Build Strategies
Mate comes with three different build strategies built-in, this guide tries to explain them in brief.
For all strategies it is important to note that releases are not made to be cross platform or architecture e.g. Building on arm and running om amd64 is not possible, just like building on MacOS and deploying to a Debian server won't work.
Using the SSH strategy and a build server that is as closely similar to your deployment servers as possible is the recommended route. But there are plenty of valid reasons to want to use one of the other strategies. It is also possible to create your own strategy entirely by creating a custom driver.
SSH (default)
The default strategy is to build your application on a remote server via an SSH connection. First it will push the current commit to the build server via SSH, then it will connect to the SSH server once and keep the connection open to send commands and eventually download the release tarball, if everything went according to plan.
This is probably the most common usecase, where you use a build server to prepare the release before you start deploying it to your actual server(s).
Docker
The Docker strategy can be used to build your application inside of a Docker container, it works mostly the same as SSH except it will use the Docker command line client start a new container, mounted to the project directory to then copy the latest commit and create the build in there until finally the release tarball is copied to your local disk.
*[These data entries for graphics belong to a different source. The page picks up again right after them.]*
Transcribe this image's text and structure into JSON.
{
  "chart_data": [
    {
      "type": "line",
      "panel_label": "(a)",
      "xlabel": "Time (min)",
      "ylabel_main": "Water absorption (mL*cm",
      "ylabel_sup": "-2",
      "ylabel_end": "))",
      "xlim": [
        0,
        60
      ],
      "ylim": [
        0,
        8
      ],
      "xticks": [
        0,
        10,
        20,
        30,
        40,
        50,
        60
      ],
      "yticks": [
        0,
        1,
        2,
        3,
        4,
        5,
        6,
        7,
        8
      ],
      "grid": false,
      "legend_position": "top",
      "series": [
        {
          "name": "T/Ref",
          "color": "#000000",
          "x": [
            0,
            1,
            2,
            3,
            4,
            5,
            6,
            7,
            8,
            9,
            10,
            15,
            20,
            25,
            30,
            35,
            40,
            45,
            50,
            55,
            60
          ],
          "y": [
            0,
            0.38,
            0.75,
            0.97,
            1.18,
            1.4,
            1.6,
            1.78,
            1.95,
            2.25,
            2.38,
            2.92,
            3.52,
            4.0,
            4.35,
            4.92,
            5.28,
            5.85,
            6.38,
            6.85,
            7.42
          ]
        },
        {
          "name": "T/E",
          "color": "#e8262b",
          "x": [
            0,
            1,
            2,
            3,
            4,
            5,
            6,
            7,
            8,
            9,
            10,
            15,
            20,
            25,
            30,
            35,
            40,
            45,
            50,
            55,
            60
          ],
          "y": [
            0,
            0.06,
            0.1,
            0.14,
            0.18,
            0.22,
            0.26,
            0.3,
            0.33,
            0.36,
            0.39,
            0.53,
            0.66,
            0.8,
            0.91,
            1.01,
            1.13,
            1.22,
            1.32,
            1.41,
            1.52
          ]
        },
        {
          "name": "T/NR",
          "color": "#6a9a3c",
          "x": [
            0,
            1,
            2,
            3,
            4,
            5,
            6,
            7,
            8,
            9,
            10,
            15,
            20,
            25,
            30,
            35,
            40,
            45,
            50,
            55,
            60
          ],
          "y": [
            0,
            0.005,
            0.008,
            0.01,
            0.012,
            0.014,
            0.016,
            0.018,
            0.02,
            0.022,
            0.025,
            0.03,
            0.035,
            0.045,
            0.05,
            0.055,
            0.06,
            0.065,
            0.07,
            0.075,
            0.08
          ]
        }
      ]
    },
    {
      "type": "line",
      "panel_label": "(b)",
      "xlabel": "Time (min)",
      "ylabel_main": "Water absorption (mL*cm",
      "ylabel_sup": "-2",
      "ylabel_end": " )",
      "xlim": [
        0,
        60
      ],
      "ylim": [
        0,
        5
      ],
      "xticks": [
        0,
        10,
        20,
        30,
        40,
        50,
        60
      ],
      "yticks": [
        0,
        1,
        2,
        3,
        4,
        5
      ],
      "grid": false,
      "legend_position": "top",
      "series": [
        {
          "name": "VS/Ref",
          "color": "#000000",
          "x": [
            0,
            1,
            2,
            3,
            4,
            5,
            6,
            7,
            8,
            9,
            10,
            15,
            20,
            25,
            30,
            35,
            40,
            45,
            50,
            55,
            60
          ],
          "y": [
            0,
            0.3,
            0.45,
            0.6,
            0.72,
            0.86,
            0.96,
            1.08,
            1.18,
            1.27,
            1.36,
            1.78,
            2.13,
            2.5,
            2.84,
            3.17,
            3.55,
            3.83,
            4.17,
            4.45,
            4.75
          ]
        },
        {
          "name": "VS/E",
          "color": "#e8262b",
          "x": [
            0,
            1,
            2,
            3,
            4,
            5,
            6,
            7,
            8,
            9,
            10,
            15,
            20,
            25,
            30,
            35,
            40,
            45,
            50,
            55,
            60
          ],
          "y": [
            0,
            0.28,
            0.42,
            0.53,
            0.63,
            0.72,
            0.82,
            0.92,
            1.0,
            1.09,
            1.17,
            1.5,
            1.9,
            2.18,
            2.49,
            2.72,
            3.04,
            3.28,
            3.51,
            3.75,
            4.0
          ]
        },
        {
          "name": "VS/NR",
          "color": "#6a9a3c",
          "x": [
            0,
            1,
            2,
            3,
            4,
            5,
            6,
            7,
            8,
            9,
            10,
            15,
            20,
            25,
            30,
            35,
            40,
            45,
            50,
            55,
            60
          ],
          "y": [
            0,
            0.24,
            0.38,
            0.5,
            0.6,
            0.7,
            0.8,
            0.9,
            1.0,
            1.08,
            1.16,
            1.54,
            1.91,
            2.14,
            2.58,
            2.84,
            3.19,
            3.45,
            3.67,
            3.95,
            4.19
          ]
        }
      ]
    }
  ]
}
An important distinction here is that the resulting file is not a Docker image, if this is what you want it is recommended to use a Dockerfile
.
Local
The Local strategy can be used to run all the build steps on your local machine. There isn't really much added benefit to this over running the commands yourself directly, besides ensuring it is run on a clean copy of the latest commit and you just type one command instead of multiple.
It is only useful if you will deploy your application on a similar platform/architecture as your local machine.
Custom
You can create your own strategy as well by creating a custom driver.